We went. It was an adventure of a lifetime. My father was wise to surrender his authority and force me to begin assuming more responsibility for my own decisions.

After college, that high school friend went into the Navy as I went to seminary. He died when a helicopter he was in fell into the ocean. I stayed at home protesting the Vietnam War, military spending and courting arrest for breaking the law. We responded to government authority differently, but I believe both of us acted with integrity. He was one of the most honorable people I’ve had the good fortune to know and I know he saw me as a person of integrity as well, (if less adventurous).

The Berrigan brothers, Catholic priests and anti-war activists, were being pursued in those days for their unlawful activities, like burning draft board records in Catonsville. They were in and out of prison for various activities. At one point, Dan Berrigan went underground with the FBI in pursuit. He would pop up in different churches on Sunday morning for an hour or so and then disappear again until the next unexpected appearance. His mother, a frail looking woman who must have been in her 80s at that point, was interviewed on film about her law-breaking son. The interviewer asked her, “so what do you think of your son breaking the law?” There was a long silence and then she said simply, “It’s not God’s law.”

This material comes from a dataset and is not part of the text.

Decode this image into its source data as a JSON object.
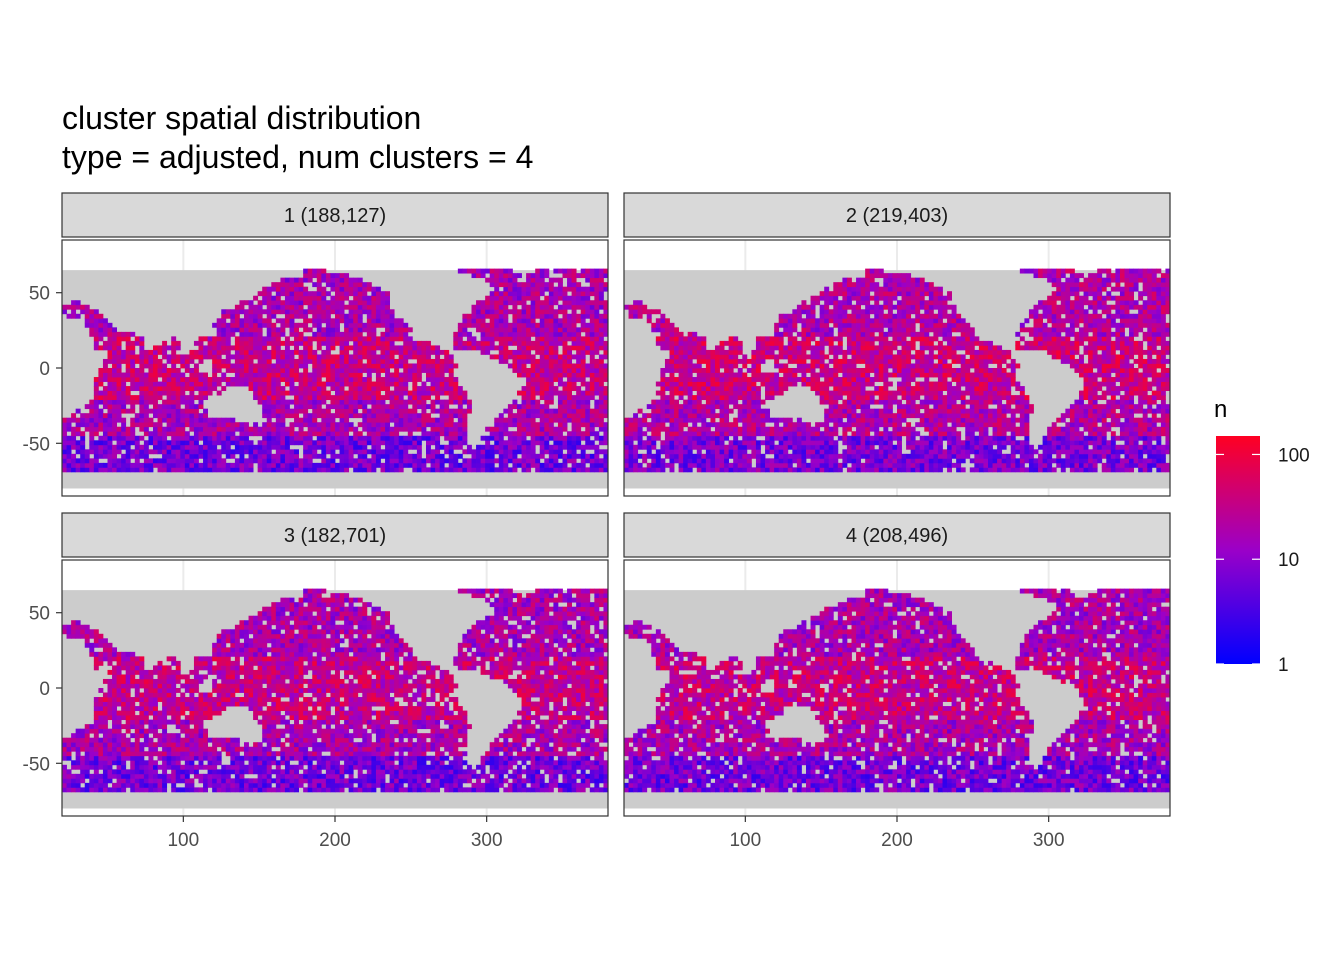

Sometimes, for some people, God’s laws conflict with human laws. They are called to follow the higher authority. It’s why some people will feed the homeless people in the park even though there’s a city ordinance against it. It’s why some people leave water in the desert for the thirsty even though the government says they will be arrested. It’s why some trespass at nuclear weapons facilities believing those weapons are the devil incarnate.

The question of authority, how and when and why we submit, is becoming more crucial with each passing day. We have an administration in power in the United States that has centered decision making in the hands of one man, like at no other time in our history. We have policy by tweet. We have diplomacy by feelings. We have my way or the highway, my friend or my enemy. 

Not only in this country but around the world, there is a movement toward more autocratic and authoritarian government. At the same time, there is a rise in religious extremism, where religionists are sure they have the answers and will go to war against those who believe otherwise. A recent quotation from Barbara Brown Taylor crossed my screen. “Jesus was not killed by atheism and anarchy. He was brought  down by law and order allied with religion, which is always a deadly mix. Beware those who claim to know the mind of God and who are prepared to use force, if necessary, to make others conform. Beware those who cannot tell God’s will from their own.”

We each need the freedom and the courage to determine where we will place our authority. Ultimately, authority can’t be forced. It can be nurtured. May those who exercise authority over us have the wisdom to recognize the difference.